LA NOUVELLE CLEMENTINE




LETTRE I
Henriette à Emilie. que sont devenus, mon Emilie, ces jours heureux que nous 
avons passés au couvent? Où sont les jeux de notre enfance, nos plaisirs purs, 
notre joie franche, et le charme qui accompagnoit ces premieres jouissances? Mon 
amie! J'ai tout perdu. L'âge du bonheur est déja fini pour moi. J'entre dans une 
carriere douloureuse, dont les bornes s'étendront peut-être aussi loin que ma 
vie. En sortant du cloître, je crus renaître un instant. L'air si doux de la 
liberté que je commençois à respirer, le tableau d'un monde enchanteur, des 
amusements nouveaux, tout conspiroit à me séduire. Mon ivresse dura peu, tu le 
sais: je reconnus bientôt l'illusion de ces plaisirs. La campagne sembloit me 
promettre des objets plus faits pour mon coeur: j'ai trouvé par-tout le même 
vuide, le même dégoût. Que vois-je autour de moi? Une nature muette: d'ennuyeux 
déserts. Rien n'y parle à mon ame. Je ne sais quelle sourde inquiétude me suit 
au milieu de nos fêtes villageoises et de nos cercles bourgeois. J'ai vu le 
temps où le paysage que j'habite m'auroit charmée: mais les goûts changent, et 
je commence à m'appercevoir que j'y suis seule. D'où vient donc ce malaise, qui 
me fait fuir le monde, et soupirer loin de lui: chercher la solitude, et m'y 
déplaire: rêver sans objet: m'attrister sans cause: qui me rend distraite, 
indifférente, et me met sans cesse en contradiction avec moi-même? ô ma chere! 

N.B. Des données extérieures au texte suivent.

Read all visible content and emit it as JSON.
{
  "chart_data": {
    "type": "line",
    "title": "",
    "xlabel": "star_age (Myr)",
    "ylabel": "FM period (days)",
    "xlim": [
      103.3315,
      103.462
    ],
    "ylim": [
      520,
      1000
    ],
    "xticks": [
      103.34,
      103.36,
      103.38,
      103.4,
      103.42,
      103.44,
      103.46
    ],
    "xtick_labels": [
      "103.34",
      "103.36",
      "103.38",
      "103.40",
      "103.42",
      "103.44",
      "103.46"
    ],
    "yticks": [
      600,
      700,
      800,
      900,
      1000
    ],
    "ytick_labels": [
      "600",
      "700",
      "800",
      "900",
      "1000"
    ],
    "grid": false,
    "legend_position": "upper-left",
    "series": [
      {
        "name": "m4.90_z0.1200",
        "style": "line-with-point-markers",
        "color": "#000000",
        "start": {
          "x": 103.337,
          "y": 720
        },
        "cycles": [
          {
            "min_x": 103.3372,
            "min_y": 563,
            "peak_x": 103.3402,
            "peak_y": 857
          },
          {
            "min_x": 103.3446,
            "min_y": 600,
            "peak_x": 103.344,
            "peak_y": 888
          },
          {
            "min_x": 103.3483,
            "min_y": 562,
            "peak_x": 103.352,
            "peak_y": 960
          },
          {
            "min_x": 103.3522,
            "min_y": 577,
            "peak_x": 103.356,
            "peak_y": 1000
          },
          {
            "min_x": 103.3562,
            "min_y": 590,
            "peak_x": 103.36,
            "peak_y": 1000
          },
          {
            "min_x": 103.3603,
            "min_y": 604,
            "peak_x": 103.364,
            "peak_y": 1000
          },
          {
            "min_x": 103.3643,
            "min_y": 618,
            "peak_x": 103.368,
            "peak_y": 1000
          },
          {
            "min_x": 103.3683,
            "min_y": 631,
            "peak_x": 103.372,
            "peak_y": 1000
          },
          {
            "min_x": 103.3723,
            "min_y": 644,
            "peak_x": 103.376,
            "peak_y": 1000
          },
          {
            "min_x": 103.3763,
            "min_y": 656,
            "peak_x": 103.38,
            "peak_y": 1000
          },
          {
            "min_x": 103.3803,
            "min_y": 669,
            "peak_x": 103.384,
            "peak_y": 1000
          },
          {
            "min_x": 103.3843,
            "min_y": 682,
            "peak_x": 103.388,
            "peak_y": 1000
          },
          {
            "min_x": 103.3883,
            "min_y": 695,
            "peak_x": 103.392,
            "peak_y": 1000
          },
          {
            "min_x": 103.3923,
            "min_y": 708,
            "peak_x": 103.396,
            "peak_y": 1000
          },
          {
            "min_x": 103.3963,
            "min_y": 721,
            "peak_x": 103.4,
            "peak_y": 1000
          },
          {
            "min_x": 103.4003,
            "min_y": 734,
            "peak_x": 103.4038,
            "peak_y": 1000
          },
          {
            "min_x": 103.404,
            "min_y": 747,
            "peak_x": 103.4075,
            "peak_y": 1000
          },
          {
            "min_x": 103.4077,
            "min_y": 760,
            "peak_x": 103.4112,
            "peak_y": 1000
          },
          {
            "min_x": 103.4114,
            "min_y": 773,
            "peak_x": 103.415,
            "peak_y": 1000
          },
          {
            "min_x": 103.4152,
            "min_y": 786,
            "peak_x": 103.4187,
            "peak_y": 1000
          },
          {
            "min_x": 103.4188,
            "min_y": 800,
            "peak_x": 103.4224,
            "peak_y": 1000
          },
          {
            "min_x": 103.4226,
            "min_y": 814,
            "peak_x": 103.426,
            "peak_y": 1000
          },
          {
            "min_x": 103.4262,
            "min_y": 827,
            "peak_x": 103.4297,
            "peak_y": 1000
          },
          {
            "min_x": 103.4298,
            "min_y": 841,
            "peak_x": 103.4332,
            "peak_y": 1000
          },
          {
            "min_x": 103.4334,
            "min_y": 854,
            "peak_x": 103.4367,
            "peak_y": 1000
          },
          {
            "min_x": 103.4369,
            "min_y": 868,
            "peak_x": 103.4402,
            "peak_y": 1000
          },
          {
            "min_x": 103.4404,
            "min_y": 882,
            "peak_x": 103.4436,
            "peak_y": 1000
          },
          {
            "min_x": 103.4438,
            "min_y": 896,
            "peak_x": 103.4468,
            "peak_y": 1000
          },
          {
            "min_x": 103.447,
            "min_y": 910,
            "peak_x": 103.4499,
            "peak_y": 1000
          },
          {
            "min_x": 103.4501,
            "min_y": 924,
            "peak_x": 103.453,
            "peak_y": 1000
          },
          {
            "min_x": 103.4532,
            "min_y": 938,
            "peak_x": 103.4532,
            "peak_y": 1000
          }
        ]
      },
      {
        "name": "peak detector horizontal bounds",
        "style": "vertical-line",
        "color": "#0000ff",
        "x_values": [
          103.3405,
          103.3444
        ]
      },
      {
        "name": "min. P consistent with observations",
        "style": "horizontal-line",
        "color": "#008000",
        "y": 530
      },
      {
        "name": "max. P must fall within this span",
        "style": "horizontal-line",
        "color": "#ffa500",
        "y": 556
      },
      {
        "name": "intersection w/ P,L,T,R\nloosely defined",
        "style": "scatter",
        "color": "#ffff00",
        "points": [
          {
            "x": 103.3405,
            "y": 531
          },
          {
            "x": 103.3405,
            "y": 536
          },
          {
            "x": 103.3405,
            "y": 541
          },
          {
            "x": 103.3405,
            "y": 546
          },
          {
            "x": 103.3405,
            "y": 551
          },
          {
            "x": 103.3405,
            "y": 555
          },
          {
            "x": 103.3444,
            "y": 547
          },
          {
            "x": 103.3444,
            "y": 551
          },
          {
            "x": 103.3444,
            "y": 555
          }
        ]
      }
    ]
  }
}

Que cet état me pese! Que n'es-tu près de moi! Combien nos coeurs se plairoient 
à s'épancher! Viens consoler ton Henriette! Laisseras-tu passer la belle saison 
sans revoir les bosquets de Trénel? Les pluies du printemps sont écoulées: il 
regne maintenant dans nos campagnes une fraîcheur délicieuse, et la verdure est 
dans tout son éclat: viens! J'ai besoin d'une amie: oui, d'une amie: c'est le 
mot, n'est-ce pas? Nous parlerons de notre premier âge: et je jouirai du moins 
de ma félicité passée, puisqu'il ne m'en reste plus d'autre.